HOW TO REALLY LIKE PEOPLE
I am not much of a people person. That is to say, I honestly prefer “lower” animals. My favorite is bears. I have had a lot of experience with them, most of it good until they get into the garbage. Fish are okay, but not very interactive, though they are quite tasty. Birds are beautiful and interesting to watch, until they are directly overhead. Ungulates are sleek and graceful, well, except for cows. Rodents are cute and appear rather cuddly until they eat the wires off of your RV engine. The point is that everything, no matter what the species has qualities of good and bad.

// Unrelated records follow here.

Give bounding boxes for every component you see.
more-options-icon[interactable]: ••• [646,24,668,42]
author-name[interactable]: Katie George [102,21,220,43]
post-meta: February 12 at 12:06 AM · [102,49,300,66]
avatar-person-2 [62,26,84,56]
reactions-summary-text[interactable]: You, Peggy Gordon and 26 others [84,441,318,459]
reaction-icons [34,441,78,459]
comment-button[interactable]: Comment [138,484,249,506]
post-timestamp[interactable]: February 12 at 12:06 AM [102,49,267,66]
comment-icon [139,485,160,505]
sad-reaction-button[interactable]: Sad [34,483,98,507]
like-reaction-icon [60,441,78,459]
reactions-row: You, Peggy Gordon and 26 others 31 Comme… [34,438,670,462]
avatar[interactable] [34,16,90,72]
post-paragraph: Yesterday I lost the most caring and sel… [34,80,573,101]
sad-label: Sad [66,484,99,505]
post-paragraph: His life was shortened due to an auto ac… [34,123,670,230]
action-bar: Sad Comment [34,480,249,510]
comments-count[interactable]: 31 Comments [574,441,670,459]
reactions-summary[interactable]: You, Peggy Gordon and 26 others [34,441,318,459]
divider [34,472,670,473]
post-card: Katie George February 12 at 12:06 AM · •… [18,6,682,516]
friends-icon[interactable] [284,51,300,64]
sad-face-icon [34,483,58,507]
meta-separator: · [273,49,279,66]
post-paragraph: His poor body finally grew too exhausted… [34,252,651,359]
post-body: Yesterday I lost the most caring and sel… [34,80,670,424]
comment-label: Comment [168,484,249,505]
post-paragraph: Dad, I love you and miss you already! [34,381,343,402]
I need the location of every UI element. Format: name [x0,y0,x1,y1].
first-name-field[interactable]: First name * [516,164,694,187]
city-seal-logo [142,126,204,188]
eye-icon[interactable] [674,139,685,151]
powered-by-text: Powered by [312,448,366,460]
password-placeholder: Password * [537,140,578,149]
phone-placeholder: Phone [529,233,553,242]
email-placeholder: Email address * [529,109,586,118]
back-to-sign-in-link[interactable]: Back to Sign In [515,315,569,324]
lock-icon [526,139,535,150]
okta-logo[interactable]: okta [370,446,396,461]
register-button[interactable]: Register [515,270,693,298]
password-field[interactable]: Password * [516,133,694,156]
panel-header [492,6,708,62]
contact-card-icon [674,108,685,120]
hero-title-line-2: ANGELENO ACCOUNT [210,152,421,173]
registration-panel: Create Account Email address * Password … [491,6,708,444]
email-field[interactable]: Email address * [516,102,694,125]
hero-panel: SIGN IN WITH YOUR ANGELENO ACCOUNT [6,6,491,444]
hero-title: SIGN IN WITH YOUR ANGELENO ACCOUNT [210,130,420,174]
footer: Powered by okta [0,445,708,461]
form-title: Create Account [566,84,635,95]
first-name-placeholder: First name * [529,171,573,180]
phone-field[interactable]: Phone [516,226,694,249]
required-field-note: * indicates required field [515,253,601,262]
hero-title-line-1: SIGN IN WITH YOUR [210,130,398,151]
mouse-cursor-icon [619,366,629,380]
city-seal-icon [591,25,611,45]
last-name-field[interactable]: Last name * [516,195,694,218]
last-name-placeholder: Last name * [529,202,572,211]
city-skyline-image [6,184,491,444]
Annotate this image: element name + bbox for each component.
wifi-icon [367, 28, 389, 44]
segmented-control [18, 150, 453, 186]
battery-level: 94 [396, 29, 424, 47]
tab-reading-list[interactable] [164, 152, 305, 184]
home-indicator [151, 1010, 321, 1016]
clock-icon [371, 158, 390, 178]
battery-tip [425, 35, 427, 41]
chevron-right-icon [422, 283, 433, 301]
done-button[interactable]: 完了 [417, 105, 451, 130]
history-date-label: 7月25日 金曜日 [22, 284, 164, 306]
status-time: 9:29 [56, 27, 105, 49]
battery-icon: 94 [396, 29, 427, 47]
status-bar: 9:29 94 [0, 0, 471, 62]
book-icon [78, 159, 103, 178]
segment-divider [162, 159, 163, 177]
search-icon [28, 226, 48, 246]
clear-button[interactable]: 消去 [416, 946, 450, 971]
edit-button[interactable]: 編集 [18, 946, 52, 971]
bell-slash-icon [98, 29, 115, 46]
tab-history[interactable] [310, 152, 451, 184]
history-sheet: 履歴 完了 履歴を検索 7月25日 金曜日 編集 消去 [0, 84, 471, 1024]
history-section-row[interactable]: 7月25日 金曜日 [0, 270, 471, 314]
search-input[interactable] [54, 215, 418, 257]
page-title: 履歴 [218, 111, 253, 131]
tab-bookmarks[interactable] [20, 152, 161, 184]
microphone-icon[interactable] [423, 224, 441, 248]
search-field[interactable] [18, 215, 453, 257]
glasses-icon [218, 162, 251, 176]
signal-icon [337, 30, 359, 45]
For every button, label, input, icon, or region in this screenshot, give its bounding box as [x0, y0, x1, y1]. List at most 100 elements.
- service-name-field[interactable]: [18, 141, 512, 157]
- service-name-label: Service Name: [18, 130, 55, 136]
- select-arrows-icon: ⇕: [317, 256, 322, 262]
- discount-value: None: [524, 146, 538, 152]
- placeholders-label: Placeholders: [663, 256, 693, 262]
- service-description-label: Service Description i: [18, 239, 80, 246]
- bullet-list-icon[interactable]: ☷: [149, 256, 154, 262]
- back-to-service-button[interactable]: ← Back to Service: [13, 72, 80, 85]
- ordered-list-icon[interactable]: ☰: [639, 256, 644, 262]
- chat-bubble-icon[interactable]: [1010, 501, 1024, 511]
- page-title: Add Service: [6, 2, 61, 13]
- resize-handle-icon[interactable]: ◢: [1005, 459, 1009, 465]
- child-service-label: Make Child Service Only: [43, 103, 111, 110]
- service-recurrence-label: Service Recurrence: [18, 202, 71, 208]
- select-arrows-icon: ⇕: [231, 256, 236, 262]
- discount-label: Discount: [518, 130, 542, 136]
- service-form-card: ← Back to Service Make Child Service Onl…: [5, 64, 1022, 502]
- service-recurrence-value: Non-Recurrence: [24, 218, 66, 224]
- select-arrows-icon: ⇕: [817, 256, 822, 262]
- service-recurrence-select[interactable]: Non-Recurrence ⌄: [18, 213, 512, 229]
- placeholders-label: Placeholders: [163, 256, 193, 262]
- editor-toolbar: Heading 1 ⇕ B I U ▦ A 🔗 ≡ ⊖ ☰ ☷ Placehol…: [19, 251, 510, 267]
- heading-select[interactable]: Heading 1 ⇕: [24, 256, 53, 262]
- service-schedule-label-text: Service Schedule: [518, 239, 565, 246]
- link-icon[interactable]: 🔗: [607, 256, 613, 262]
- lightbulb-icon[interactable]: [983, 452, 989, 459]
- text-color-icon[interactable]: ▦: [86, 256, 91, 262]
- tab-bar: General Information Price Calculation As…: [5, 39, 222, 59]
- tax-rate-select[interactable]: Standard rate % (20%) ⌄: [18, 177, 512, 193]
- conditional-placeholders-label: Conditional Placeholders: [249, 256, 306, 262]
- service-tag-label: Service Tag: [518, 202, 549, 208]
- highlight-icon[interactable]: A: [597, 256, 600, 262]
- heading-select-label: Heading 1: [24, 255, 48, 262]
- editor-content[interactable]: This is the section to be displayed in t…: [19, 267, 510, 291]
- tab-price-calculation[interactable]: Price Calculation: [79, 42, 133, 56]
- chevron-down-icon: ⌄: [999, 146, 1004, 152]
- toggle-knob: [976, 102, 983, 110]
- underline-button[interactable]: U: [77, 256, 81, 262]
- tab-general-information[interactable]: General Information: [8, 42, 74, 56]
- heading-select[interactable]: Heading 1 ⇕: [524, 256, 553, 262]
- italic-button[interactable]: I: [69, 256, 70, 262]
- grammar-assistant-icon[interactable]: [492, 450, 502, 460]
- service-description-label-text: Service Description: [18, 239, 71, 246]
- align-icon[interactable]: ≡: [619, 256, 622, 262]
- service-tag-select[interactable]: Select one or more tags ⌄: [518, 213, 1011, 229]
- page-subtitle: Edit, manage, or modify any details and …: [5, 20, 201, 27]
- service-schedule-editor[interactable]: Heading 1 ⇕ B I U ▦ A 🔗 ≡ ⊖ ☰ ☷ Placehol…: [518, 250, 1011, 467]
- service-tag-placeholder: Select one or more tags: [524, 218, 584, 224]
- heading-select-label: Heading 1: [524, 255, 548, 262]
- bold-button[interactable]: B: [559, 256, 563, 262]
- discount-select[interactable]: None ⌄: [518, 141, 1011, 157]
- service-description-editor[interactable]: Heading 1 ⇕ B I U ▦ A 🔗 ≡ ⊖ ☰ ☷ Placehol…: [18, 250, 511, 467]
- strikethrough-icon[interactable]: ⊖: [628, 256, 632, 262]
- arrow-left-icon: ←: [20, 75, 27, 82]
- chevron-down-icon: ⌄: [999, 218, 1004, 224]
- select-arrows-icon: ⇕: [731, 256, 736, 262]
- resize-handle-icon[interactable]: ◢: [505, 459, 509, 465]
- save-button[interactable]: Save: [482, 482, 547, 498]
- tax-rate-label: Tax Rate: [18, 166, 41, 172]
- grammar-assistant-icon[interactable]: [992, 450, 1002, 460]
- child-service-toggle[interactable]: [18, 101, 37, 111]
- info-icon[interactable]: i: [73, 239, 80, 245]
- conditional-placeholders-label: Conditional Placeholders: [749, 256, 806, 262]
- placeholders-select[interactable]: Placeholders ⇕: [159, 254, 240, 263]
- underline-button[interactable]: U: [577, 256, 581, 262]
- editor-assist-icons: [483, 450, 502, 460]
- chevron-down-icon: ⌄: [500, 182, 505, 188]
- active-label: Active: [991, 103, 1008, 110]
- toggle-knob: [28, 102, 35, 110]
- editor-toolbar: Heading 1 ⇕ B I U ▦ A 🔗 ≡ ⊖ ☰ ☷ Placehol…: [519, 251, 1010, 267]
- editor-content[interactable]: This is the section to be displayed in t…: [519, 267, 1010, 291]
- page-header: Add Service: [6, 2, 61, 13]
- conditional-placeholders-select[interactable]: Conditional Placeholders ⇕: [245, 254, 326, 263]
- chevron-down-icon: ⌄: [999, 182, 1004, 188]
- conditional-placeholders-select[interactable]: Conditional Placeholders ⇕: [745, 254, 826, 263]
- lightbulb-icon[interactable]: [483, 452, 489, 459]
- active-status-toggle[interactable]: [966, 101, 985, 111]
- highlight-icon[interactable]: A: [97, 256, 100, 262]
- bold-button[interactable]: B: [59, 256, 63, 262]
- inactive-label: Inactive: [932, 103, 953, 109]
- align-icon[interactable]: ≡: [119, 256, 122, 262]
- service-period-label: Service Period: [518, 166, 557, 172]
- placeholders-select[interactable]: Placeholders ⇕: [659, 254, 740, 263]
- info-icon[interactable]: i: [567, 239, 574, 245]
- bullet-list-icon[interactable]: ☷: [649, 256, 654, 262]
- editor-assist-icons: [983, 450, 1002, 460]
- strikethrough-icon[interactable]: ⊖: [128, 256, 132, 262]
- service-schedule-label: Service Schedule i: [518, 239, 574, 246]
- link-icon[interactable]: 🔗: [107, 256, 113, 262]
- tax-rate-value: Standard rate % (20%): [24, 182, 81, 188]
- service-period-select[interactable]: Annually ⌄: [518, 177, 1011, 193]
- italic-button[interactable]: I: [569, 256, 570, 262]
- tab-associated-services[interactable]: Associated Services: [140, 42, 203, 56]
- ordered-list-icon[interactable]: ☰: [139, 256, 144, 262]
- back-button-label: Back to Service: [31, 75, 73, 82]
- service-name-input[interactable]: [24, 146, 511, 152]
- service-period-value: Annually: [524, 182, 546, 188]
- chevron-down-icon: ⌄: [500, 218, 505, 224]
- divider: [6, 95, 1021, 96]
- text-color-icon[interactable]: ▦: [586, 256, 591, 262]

I think too much from people. I expect them to have more intelligence and be more civilized and caring than they are. If I kept a list of things I am wrong about, that would be on it. The sad fact is people are exactly what they are supposed to be, confused, unwitting creatures stumbling through a life of uncertainty, chaos and instability. No one is exactly the way we imagine or want them to be. So it ends up being a matter of tolerance. Cute, furry and cuddly creatures simply rate more tolerance.
When a Deer mouse is chewing on something of mine I simply shoo him away. Just yesterday while I was sitting outside on a lounge chair doing Sudoku puzzles a couple honey bees decided I looked like a big, very big, flower. I brushed them away, having little to no emotion about the situation. On the other hand, when I have spent the morning packing my RV and am just ready to pull out I become thoroughly irritated when an old man walks up and announces, “Hey, I want to talk to you about your solar panels. You’ll have to yell in my good ear, I’m ‘deef,’ but first I’m gonna tell you how I won the big war and then about my various operations and a little something about my anal leakage.” By the time he gets to the war my tolerance is totally shot. And if you think that is a gross exaggeration you do not know any old men.
So right now I am at my favorite spot in the whole world, a remote camping area on the Rio Grande where birds, squirrels, rabbits and a bobcat are the only living things I will likely see during my stay. This is a place of absolute peace and solitude. Not once have I encountered a human here. This is my respite; my place to take a deep breath and forget all there is to forget about the modern world.
There is nothing here to attract my fellow creatures. The amenities of the modern campground are completely absent. There is no concrete patio, no cable TV, nor electric, water or sewer connections. There is no clubhouse, swimming pool, Jacuzzi, sauna or golf course and the closest Starbuck’s is a half days drive away. The only thing here, aside from nature, is an old picnic table that sits aslant under a salt cedar by the river bank. When I open my door I do not have to make sure my neighbor is not opening his at the same time lest we collide. There is no neighbor, and that is my secret of learning to tolerate and like people as I truly desire.
Distance is the key. Frequency is the lock. When the key finds its way to the lock everything changes. Time spent away from others makes time spent with them more precious and enjoyable than ever before. Rehashing the same tired old subjects of everyday conversation and hammering them out like spikes to be driven into our brains is purely past-tense. New and sometimes exciting subjects can be entertained.
Not everyone is cut out for a life of total connectivity. Today people walk around with a complete social network attached to their ear. There is rarely a single moment of release from the tether of civilization and the social order of humanity demanding constant attention. A mind never gets to rest, to simply be at peace.
Consider a hamster, running relentlessly to make a wheel spin, yet never going anywhere. I once watched a seagull on the coast of Oregon lift up from a rock and fly into the wind. He flew furiously into an impenetrable headwind for several minutes before landing back on the same rock in almost the same spot he had taken off from, seemingly quite content with his lack of progress. I wondered if he thought he had actually gone somewhere.
Could it be that there are times when going nowhere at all is exactly what we need? Call it a vacation from life itself; a time when time does not matter; a place where nothing is exactly what is going to happen.
If you find that place, your very own Xanadu, you will know because when you return to the world of today there will be a smile on your face and big new room in your heart just waiting to be filled.